# Pilot light button on furnace won't turn



## whydonchathen (Oct 4, 2008)

I'm trying to light my furnace pilot light, but for some reason the pilot light button will not turn so I can light the gas. For some reason the pilot light went off some time is the summer, and now that it's turned cold again....

This happened once before, seven years ago. The furnace is a Roberts-Gordon, 25 years old.

I know what I need to do to light this (there's a sticker inside that explains how to light the Pilot), now the only thing stopping me is that the Pilot Light button will not turn. It says "depress button and turn counter-clockwise from OFF to PILOT. then light the gas with a taper (long match). Hold button down for sixty seconds, then release, pilot should stay lit. Then turn the button further counter-clockwise to ON." (I'm paraphrasing)

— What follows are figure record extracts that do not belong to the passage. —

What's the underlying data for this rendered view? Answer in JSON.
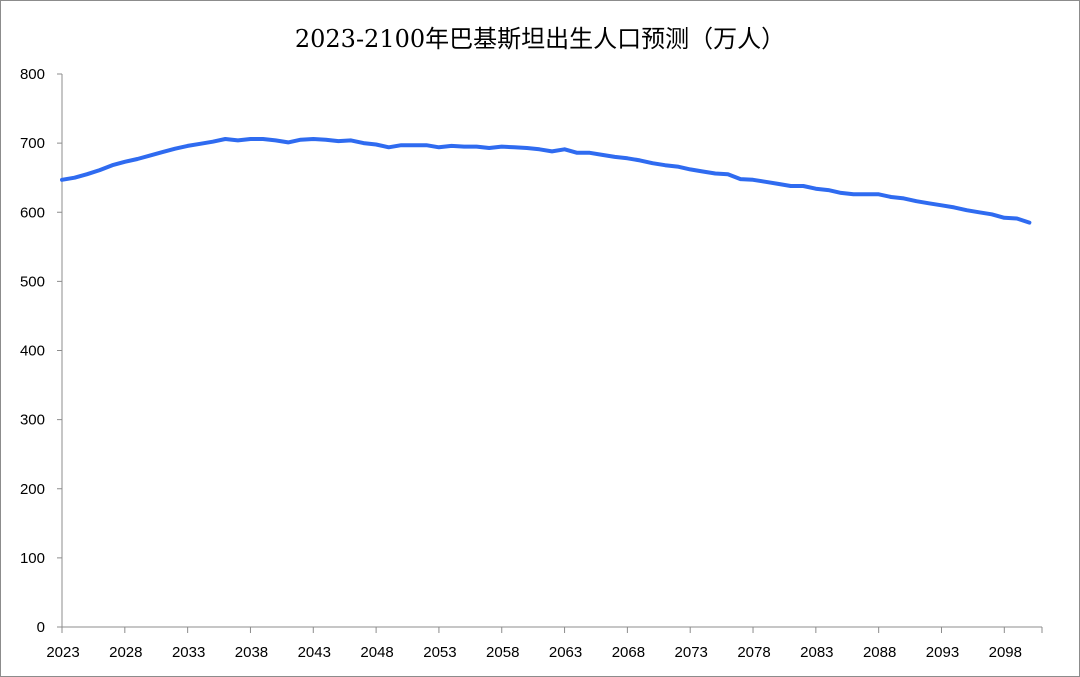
{
  "chart_data": {
    "type": "line",
    "title": "2023-2100年巴基斯坦出生人口预测（万人）",
    "xlabel": "",
    "ylabel": "",
    "ylim": [
      0,
      800
    ],
    "yticks": [
      0,
      100,
      200,
      300,
      400,
      500,
      600,
      700,
      800
    ],
    "xtick_labels": [
      "2023",
      "2028",
      "2033",
      "2038",
      "2043",
      "2048",
      "2053",
      "2058",
      "2063",
      "2068",
      "2073",
      "2078",
      "2083",
      "2088",
      "2093",
      "2098"
    ],
    "grid": false,
    "legend": "none",
    "series": [
      {
        "color": "#2f6bf0",
        "x": [
          2023,
          2024,
          2025,
          2026,
          2027,
          2028,
          2029,
          2030,
          2031,
          2032,
          2033,
          2034,
          2035,
          2036,
          2037,
          2038,
          2039,
          2040,
          2041,
          2042,
          2043,
          2044,
          2045,
          2046,
          2047,
          2048,
          2049,
          2050,
          2051,
          2052,
          2053,
          2054,
          2055,
          2056,
          2057,
          2058,
          2059,
          2060,
          2061,
          2062,
          2063,
          2064,
          2065,
          2066,
          2067,
          2068,
          2069,
          2070,
          2071,
          2072,
          2073,
          2074,
          2075,
          2076,
          2077,
          2078,
          2079,
          2080,
          2081,
          2082,
          2083,
          2084,
          2085,
          2086,
          2087,
          2088,
          2089,
          2090,
          2091,
          2092,
          2093,
          2094,
          2095,
          2096,
          2097,
          2098,
          2099,
          2100
        ],
        "values": [
          647,
          650,
          655,
          661,
          668,
          673,
          677,
          682,
          687,
          692,
          696,
          699,
          702,
          706,
          704,
          706,
          706,
          704,
          701,
          705,
          706,
          705,
          703,
          704,
          700,
          698,
          694,
          697,
          697,
          697,
          694,
          696,
          695,
          695,
          693,
          695,
          694,
          693,
          691,
          688,
          691,
          686,
          686,
          683,
          680,
          678,
          675,
          671,
          668,
          666,
          662,
          659,
          656,
          655,
          648,
          647,
          644,
          641,
          638,
          638,
          634,
          632,
          628,
          626,
          626,
          626,
          622,
          620,
          616,
          613,
          610,
          607,
          603,
          600,
          597,
          592,
          591,
          585
        ]
      }
    ]
  }
}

Well my problem is that the button is already in the ON position, so I want to turn it to PILOT. I press down but it won't turn, either clockwise or counter-clockwise. I can't turn it to the PILOT position. Something, (I'm guessing that it's probably a safety feature), is stopping the button from turning. :huh:

Can anybody explain what I need to do to get the button to turn to PILOT so I can light it?

Thanks in advance I hope I've explained sufficiently and not been too long-winded....


----------



## SD515 (Aug 17, 2008)

Going from on to pilot can vary. Some go from on to pilot by just turning, no pushing. Some require a slight push down, but not all the way, some are pushed all the way (rare...at least what I've encountered). Not saying it can't happen, but I haven't encountered one that is locked up totally and wouldn't turn. Try a varied amount of pushing down...but don't force it.


----------



## whydonchathen (Oct 4, 2008)

hey Kyle,

thanks for the speedy reply, I was out, just got home.... well I did try varying amounts of pushing, and I tried turning the button without the pushing, nothing works. It's like it's locked in the ON position.... I'll try again, but I already tried two sessions of it, it wouldn't turn. I think there's some kind of preventative safety going on...... I'm missing smth.....


----------



## SD515 (Aug 17, 2008)

I'm not sure. Maybe try Google with the furn model & serial number. Also try the gas valve manufacturers name and model number. 
Can you post a photo?


----------



## biggles (Jan 1, 2008)

you can't :no:go from ON to PILOT you need to turn it to OFF press it down and turn it to pilot and hold it down...light it hold it 60 seconds(till the thermal couple heats up) and release it...pilot should stay ON....then turn to ON now!


----------



## fireguy (May 3, 2007)

biggles said:


> you can't :no:go from ON to PILOT you need to turn it to OFF press it down and turn it to pilot and hold it down...light it hold it 60 seconds(till the thermal couple heats up) and release it...pilot should stay ON....then turn to ON now!


On occassion I get to light appliances. Some of those I see are turn to the pilot position, then push down to light. Some are push down and then turn. 

Foolish question, the ball valve is on? If the handle is in-line with the pipe, it is on. If the handle is purpindicular to the pipe, it is off.


----------



## karolc (Jan 19, 2015)

My knob was frozen. I removed the plastic housing and turned the metal spindle to OFF with a wrench. I sprayed it with WD 40, turned it back and forth til it was moving, replaced the plastic housing and was able to rotate to the PILOT position.


----------



## danpik (Sep 11, 2011)

karolc said:


> I sprayed it with WD 40,


 Now, at some point in the future, you will most likely need to replace that gas valve as WD 40 is not good for seals. You also do realize you dredged up a 7 year old thread


----------



## flhtcu (Oct 12, 2014)

So the OP's furnace is over 30 years old now! Hope he got it fixed or replaced.


----------